King's College London

A new statistical model could help to address the age-old question of how to price non-physical, intangible goods like data, say scientists.

In a new study published in Physical Review Research, King’s mathematicians used a statistical physics framework using games of chance to evaluate the potential monetary value of these assets. They hope this might help lay the foundation for how companies dealing in data can fairly price their products.

Traditionally, the standard economic theory of how to price goods fails with non-physical objects like intellectual property and data.

As Dr Pierpaolo Vivo, author of the paper alongside Dr Alessia Annibale and PhD student Luca Gamberi, explains: “The general theory of supply and demand for objects balances how much of the item is available for purchase with how willing people are to buy it. Factoring in the cost of raw materials and labour to produce the object, you can determine a fair price”.

“The issue that economists face is that this standard theory does not work for intangible objects – which can be reproduced at scale without costs. If I were to sell ten computer chips, I would have to have enough raw materials and labour to create ten. If I sold a dataset, it could be copied and resold without effort, plus there will be no ‘wear and tear’ to bring the value down.”

This is a common problem for shops which offer discounts through programmes like supermarket loyalty cards, where price reductions on goods are pegged to how much the personal data they collect from individual card holders will be worth.

Determining the price for intangible assets is further complicated when the sale could directly affect the seller’s market advantage – such as when a data company sells information on what could be a good investment in the stock market to others.

Without a benchmark, it is difficult to predict that data’s monetary worth when it could both create a competitor and remove the seller’s ‘edge’. In response, many data companies or data valuation providers either develop narrow systems to ground the prices of niche types of data or provide a rule-of-thumb approach to satisfy customers but have little to do with the fundamental mechanisms that affect the price of the data.

To address this, Dr Vivo and team analysed the problem in the context of games of chance, such as poker and roulette – where there is an underlying random process, but some players may have extra information they use to their advantage.

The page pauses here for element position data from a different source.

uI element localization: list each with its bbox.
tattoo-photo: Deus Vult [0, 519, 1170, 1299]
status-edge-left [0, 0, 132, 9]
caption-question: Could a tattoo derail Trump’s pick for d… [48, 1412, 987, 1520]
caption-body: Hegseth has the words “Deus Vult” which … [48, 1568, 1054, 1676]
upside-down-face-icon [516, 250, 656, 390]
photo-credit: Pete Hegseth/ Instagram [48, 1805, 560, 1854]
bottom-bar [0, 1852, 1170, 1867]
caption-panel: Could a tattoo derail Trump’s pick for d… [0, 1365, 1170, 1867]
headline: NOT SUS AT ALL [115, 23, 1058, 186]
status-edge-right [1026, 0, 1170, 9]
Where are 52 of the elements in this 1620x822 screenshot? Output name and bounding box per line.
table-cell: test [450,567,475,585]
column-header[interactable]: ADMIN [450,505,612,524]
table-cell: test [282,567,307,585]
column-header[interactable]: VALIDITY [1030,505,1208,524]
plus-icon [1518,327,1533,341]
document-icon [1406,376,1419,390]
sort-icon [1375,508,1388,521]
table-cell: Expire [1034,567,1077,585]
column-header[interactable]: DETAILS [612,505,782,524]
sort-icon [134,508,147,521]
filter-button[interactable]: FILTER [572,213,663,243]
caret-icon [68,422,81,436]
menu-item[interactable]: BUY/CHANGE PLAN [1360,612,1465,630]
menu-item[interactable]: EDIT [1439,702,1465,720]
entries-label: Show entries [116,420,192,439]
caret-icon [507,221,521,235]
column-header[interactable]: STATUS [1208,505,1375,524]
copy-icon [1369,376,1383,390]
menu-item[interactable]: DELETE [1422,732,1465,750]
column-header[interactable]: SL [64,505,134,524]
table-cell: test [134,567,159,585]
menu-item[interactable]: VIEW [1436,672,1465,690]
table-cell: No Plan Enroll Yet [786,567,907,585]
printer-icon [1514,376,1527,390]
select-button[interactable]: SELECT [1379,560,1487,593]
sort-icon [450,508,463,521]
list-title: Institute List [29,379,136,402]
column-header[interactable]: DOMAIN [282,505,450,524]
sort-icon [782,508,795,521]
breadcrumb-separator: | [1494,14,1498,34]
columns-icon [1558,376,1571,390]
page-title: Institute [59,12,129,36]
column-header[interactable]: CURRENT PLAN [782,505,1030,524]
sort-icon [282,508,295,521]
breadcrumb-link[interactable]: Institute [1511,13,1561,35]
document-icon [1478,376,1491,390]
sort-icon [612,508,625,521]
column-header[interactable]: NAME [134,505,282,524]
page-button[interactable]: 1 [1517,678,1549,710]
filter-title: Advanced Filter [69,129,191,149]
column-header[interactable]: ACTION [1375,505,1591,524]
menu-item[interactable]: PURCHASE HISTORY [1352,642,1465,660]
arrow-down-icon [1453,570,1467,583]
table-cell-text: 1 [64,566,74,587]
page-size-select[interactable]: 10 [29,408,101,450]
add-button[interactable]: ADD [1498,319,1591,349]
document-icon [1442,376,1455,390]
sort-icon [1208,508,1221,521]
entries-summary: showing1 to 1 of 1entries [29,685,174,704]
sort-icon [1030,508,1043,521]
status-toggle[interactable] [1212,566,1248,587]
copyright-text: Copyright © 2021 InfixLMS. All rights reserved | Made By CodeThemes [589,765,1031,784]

“Players in a rigged game of roulette may suspect the dealer is not being fair, but unless they’ve recorded the outcomes of throws over a long period of time, they can’t use that information. If one player has it, they can build a mental map of how this bias might impact where the ball will fall, and bet on the most likely outcomes.

“If that player gives this information to the other competitors, their chance of winning goes down and they should be compensated for the loss.

“Using this idea, we have essentially been able to mathematically compute the fair price that these uninformed players should pay to offset the loss of edge the seller, before they sell their data.”

This scenario is known as ‘informational asymmetry’ – where not all the players are ignorant to the game being rigged and this information can be traded between the players to make the system fairer, or more advantageous to players in the know.

The application of this model is currently theoretical, but the roulette game can be used as an analogy for the financial market. The researchers suggest that the framework could determine the correct “equilibrium point” where sharing proprietary information creates a stronger competitor than yourself and could provide appropriate price scaling to compensate for lost competitive value.

“Ultimately, this is the first step in what we hope to be a general theory for how all data should be priced and get it to function just like the materials which shaped our understanding of money in the world.”